I carotenoidi nei microortaggi
Diversi articoli, aggiunge Vito Michele Paradiso, hanno valutato il contenuto di carotenoidi in microortaggi, riportando risultati che variano in una vasta gamma. «A tal fine, indipendentemente dalle concentrazioni assolute, le foglie verdi mostrano un pattern carotenoide qualitativo abbastanza costante, indicato come un pattern carotenoide cloroplastico, con:
- luteina (circa 45%),
- β-carotene (25-30%),
- violaxantina (10%),
- neoxantina (10%).
«Questi erano i carotenoidi più rappresentati. La lattucaxantina è un altro importante carotenoide nella lattuga. In particolare la luteina, la xantofilla più rappresentata, è stata determinata in microortaggi di genotipi diversi e coltivata in condizioni diverse in quantità che vanno da 13 a 191 mg/kg in peso fresco. Nella maggior parte dei casi questi contenuti sono molto più alti di quelli osservati nella frutta e verdura comuni».
«Quantità eccezionalmente più elevate (da 105,7 a 503,5 mg/kg, con un contenuto medio di 291,6 mg/kg di luteina) sono state rilevate in microortaggi di Brassicaceae coltivate in diverse condizioni di illuminazione. Per quanto riguarda il β-carotene, il carotene più abbondante, gli intervalli osservati in letteratura sono ancora più ampi: da 0,11 a 121 mg/kg. L’ampia gamma del contenuto di carotenoidi nelle verdure può essere spiegata dalla variabilità genetica (biodiversità all’interno e tra le specie), nonché da diverse condizioni di crescita».
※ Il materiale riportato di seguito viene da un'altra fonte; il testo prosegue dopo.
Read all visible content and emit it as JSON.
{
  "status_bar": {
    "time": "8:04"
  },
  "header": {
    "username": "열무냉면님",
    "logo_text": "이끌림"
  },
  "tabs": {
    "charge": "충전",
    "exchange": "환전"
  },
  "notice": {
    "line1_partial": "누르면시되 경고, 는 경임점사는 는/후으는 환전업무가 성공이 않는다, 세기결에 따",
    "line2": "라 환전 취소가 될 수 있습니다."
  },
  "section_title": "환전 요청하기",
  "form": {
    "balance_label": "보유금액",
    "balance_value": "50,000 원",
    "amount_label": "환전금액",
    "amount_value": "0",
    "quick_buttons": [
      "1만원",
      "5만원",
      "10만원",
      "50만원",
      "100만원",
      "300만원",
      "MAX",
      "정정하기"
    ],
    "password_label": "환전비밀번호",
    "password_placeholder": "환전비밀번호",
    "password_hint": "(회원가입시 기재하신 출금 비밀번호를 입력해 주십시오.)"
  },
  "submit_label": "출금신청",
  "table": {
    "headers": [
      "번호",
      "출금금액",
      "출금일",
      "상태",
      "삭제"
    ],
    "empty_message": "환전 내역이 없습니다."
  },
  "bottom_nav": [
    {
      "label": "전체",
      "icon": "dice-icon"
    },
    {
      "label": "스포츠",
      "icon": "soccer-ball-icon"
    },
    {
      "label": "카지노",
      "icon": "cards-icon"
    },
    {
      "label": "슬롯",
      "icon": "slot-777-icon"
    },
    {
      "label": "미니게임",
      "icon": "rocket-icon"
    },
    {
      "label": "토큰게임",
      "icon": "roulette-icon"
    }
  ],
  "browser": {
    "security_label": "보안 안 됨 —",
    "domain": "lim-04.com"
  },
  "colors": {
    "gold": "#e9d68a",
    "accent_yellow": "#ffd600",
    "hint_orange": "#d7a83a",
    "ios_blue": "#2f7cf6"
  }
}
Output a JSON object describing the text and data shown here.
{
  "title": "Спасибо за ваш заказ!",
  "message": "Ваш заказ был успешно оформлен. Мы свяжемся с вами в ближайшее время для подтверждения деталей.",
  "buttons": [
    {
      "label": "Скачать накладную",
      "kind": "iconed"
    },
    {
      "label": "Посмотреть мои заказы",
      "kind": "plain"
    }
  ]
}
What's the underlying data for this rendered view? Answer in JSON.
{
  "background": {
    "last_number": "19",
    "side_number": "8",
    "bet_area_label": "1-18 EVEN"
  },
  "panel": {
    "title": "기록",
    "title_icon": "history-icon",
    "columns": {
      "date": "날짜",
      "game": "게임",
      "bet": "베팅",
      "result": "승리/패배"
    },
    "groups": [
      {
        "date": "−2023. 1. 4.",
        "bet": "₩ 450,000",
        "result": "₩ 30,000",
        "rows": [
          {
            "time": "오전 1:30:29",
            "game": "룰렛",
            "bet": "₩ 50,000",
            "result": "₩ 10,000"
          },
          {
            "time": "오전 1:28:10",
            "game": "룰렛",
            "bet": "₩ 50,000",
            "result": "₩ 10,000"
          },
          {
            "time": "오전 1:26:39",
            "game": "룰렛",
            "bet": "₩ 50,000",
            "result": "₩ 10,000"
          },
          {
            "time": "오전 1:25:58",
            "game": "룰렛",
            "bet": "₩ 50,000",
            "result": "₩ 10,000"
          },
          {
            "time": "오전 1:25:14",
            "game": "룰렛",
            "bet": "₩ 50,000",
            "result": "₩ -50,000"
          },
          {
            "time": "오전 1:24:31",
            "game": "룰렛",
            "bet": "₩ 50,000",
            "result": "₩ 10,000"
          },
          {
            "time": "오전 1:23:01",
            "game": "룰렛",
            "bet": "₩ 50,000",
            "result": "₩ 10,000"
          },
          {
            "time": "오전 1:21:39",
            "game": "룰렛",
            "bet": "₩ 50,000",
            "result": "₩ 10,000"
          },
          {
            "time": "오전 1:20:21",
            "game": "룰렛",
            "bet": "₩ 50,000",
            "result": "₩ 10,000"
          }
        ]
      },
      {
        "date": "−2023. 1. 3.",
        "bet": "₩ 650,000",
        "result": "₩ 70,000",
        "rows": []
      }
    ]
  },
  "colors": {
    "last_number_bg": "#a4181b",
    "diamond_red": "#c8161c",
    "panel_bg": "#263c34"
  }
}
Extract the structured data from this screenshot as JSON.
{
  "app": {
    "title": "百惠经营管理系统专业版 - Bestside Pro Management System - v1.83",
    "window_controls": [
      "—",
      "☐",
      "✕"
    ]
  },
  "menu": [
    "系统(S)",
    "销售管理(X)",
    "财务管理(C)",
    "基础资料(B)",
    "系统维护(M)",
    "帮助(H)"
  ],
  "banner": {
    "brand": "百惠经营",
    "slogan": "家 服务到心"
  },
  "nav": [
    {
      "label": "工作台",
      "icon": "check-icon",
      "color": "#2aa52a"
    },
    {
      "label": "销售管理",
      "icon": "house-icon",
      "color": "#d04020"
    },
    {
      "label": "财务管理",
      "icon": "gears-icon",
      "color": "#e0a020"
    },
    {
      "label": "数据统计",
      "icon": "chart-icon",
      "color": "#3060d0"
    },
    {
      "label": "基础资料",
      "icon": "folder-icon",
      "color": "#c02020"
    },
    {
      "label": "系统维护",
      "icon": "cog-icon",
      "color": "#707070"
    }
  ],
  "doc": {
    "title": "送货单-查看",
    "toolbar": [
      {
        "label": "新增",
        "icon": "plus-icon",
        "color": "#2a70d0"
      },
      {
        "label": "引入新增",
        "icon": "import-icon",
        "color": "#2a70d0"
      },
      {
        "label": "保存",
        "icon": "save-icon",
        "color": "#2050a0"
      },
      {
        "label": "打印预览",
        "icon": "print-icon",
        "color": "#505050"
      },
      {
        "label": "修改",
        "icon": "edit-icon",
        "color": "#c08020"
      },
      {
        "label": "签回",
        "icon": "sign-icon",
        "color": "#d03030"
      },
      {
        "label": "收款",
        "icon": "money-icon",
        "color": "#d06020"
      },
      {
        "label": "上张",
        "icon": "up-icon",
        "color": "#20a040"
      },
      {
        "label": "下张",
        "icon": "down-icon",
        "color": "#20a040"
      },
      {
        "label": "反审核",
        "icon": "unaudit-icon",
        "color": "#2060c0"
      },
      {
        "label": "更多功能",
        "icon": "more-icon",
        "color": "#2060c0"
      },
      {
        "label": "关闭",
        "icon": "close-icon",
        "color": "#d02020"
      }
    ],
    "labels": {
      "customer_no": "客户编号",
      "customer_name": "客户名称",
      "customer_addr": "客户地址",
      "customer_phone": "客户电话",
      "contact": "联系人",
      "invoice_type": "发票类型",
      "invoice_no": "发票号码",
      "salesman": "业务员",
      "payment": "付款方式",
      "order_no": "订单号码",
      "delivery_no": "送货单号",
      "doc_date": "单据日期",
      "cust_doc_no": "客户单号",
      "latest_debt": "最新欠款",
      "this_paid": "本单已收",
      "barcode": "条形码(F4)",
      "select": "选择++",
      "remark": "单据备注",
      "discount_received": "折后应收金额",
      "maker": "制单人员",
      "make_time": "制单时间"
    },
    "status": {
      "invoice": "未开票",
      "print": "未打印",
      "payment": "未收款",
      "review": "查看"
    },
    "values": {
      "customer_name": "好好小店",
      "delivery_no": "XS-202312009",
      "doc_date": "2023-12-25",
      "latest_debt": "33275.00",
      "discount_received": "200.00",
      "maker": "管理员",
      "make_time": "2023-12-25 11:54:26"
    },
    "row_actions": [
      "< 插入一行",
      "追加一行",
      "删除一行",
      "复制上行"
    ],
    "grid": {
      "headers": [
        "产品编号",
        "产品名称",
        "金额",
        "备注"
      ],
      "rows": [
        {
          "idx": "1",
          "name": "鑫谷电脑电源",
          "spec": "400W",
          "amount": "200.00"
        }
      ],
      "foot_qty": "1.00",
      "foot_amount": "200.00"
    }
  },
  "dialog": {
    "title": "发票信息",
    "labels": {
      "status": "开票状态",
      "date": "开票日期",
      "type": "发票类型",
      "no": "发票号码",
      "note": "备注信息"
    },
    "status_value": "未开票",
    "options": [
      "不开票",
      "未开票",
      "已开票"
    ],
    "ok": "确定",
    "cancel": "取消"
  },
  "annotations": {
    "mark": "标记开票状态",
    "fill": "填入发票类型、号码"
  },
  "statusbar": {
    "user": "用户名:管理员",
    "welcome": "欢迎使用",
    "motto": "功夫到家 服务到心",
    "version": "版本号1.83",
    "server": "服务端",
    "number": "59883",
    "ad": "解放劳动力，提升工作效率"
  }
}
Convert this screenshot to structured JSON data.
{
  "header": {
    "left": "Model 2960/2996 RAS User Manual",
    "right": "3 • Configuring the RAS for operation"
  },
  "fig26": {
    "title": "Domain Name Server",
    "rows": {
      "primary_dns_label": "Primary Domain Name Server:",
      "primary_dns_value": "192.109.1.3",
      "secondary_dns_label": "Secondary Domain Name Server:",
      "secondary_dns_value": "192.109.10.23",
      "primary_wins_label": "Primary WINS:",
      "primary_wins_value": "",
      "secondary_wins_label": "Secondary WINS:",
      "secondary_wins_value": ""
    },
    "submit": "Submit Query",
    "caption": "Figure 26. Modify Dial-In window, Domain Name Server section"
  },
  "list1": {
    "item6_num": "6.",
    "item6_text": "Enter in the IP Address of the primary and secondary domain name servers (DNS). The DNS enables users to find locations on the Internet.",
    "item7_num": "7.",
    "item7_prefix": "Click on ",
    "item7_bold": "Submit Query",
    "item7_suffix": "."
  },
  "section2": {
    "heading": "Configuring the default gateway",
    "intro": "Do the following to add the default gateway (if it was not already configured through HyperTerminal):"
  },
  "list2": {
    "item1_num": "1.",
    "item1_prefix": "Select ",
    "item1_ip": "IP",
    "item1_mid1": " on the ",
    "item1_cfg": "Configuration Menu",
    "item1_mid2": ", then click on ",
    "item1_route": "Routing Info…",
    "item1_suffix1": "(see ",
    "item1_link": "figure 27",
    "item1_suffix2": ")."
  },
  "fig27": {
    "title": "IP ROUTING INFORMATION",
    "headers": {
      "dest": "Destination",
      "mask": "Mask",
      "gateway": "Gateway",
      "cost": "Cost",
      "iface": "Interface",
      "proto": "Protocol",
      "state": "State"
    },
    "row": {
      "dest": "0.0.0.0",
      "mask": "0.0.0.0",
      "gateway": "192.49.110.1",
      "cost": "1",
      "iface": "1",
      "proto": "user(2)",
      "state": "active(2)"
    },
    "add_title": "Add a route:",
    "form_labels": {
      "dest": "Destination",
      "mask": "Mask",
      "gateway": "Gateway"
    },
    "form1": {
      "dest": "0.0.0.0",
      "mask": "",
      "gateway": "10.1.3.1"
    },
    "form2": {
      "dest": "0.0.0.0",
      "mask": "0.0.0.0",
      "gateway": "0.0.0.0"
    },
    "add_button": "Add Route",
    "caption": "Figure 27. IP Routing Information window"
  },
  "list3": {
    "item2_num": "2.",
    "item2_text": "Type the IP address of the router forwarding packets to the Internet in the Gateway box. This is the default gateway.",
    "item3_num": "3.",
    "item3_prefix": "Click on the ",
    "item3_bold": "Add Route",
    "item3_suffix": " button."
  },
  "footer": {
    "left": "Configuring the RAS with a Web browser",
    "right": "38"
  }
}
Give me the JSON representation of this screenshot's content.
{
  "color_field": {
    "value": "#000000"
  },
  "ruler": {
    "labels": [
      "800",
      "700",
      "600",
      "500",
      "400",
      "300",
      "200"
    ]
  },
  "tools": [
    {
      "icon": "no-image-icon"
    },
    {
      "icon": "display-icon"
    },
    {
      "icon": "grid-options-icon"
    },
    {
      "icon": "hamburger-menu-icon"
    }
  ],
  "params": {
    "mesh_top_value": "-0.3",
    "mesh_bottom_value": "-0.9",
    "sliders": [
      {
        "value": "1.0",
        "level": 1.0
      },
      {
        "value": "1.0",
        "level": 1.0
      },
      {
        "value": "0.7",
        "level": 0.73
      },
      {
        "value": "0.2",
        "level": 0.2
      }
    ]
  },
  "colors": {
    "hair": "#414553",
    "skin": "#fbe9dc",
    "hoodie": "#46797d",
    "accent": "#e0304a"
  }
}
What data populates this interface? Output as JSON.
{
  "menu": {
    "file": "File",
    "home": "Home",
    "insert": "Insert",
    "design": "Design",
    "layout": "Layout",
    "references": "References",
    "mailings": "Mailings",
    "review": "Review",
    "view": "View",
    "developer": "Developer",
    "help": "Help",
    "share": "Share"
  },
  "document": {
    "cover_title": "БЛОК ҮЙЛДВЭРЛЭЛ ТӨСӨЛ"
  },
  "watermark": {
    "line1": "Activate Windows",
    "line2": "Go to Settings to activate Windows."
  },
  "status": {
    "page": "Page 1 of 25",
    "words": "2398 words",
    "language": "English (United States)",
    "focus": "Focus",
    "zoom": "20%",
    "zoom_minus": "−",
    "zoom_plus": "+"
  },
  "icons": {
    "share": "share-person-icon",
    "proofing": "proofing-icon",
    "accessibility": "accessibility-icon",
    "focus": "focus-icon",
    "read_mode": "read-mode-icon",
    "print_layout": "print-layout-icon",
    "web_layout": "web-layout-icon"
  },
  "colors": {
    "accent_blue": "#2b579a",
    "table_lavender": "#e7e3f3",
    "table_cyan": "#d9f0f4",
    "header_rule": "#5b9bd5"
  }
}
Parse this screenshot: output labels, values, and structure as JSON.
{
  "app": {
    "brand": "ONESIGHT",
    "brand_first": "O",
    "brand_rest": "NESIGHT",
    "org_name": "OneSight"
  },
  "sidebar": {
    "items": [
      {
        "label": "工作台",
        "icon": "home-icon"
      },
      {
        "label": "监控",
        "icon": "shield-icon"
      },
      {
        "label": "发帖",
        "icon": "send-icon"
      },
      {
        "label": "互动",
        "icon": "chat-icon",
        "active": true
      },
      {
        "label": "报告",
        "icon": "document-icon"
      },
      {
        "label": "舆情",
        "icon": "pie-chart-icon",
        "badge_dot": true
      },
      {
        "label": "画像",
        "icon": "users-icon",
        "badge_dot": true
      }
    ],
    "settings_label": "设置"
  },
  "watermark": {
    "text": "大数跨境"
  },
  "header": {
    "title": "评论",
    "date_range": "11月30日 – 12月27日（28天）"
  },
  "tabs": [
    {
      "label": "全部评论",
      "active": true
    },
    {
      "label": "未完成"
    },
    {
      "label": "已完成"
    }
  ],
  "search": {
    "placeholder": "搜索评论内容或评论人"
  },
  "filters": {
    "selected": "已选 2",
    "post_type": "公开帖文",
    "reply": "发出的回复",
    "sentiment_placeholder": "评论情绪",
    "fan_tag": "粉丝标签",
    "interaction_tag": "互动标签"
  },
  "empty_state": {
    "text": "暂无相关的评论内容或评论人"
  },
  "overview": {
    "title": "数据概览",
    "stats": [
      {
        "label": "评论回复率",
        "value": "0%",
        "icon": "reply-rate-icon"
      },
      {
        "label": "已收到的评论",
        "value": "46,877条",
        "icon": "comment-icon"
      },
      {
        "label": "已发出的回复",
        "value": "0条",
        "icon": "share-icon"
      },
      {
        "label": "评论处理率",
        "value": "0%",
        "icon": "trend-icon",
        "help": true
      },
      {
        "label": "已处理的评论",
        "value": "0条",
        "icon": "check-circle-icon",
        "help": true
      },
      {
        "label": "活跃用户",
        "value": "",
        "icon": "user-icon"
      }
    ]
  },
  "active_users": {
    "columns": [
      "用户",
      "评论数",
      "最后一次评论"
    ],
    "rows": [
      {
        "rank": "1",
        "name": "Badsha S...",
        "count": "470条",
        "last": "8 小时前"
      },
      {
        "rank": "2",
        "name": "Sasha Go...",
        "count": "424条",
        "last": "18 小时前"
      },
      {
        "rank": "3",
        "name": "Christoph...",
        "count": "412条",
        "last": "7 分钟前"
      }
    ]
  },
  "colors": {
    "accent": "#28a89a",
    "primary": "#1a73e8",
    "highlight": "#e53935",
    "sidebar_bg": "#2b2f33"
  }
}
Le questioni analitiche nell’estrazione dei carotenoidi
Tuttavia, rimarca Santamaria, le questioni analitiche, in particolare nell’estrazione dei carotenoidi, non devono essere ignorate. «I carotenoidi sono facilmente degradabili da diversi fattori e mostrano una diversa affinità con i solventi di estrazione, a causa della loro ampia gamma di polarità. Ad esempio le xantofille, essendo molecole ossigenate, possono essere estratte con solventi polari come alcoli, acetone e miscele di acetone/acqua, mentre i caroteni sono più facilmente estratti da solventi non polari».
«Pertanto, a seconda del solvente di estrazione adottato, potrebbe essersi verificata una possibile sottovalutazione di alcuni carotenoidi, come in alcuni studi in cui è stato usato acetone acquoso all’80% come solvente di estrazione. Inoltre, alcuni fenomeni sottovalutati (degradazione, isomerizzazione) potrebbero verificarsi anche quando la procedura di estrazione prevede estrazioni notturne o alcune fasi analitiche, come la saponificazione, destinate a diversi schemi carotenoidi (ad esempio esteri di carotenoidi di frutta) o metodi di rilevamento (ad esempio spettrofotometria diretta senza separazione cromatografica)».
Scopo dello studio, creare un’estrazione ottimizzata di carotenoidi
L’analisi dei carotenoidi è quindi problematica, a causa della loro suscettibilità termica e chimica, nonché della loro diversa polarità.
«Da tale punto di vista, l’estrazione è il passo più critico, rispetto alla separazione e alla rilevazione cromatografica – sottolinea Paradiso –. Pertanto l’affidabilità dei dati sui carotenoidi dovrebbe essere garantita da una costante attenzione alle problematiche analitiche, con adeguati adattamenti a ciascuna matrice di campioni. Partendo da tali osservazioni, lo scopo dello studio è stato creare un’estrazione ottimizzata di carotenoidi focalizzata su microortaggi di lino e di lattuga come matrice alimentare specifica. L’obiettivo generale è stato valutare criticamente la composizione del solvente, gli effetti della polarità del solvente, il tempo di estrazione, il rapporto solvente/campione e le estrazioni ripetute. Il protocollo messo a punto permette un recupero del 97,2% e limiti di rilevabilità di 5,2 µg/g per la luteina e di 15,9 µg/g per il ß-carotene».